With a resume that diverse, he should be a shoe-in for the nomination, except no one has heard of him — he currently polls in the low single digits among GOP candidates, according to AP. Can he still win the nomination?
Huntsman is nothing if not a moderate, possibly the most moderate in the current GOP field. He has supported climate change legislation and backed civil unions for gay couples, angering the GOP base. Democrat consultant Alex Slater claims that while Huntsman’s moderation “makes him an incredibly weak candidate in the GOP field,” Huntsman would be “the only candidate the White House fears” in a general election.

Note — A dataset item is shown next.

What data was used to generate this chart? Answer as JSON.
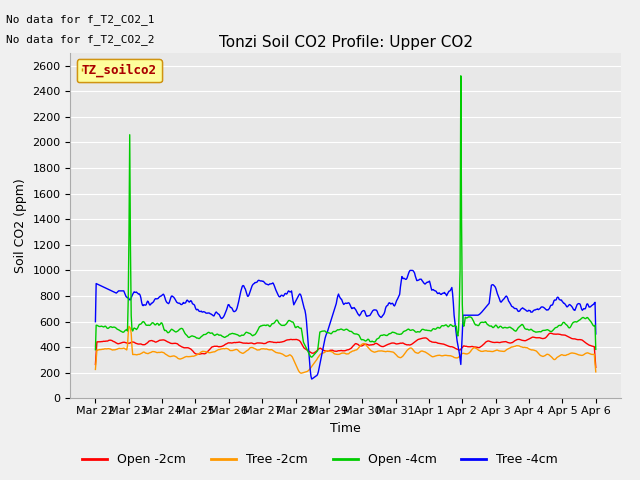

Diverse Executive Experience
In addition to serving as governor of Utah, Huntsman has also been president of the Huntsman Cancer Foundation and CEO of Huntsman Family Holdings, the umbrella corporation for the multi-billion dollar corporation founded by his father. In a nod toward job creation and a thinly veiled jab at Mitt Romney’s experience running a leveraged buyout firm, the announcer in his campaign video talks about how Huntsman, at the head of the Huntsman Corporation, “built jobs, didn’t just buy them.”
Optimism and Civility
Huntsman is promising to run a civil campaign in a time of heated political rhetoric and partisanship. The candidate stated, “Our political debates today are corrosive and not reflective of the belief that Abe Lincoln espoused back in his day, that we are a great country because we are a good country.” Staying with that theme in his announcement speech, he declined to attack any of his GOP rivals, and, when speaking of Obama, said, “The question each of us wants the voters to answer is, ‘Who will be the better president, not who’s the better American.'” Huntsman also channeled Reagan’s optimism when speaking about a less powerful, less competitive America, saying “This, ladies and gentlemen, is totally unacceptable and it is totally un-American.”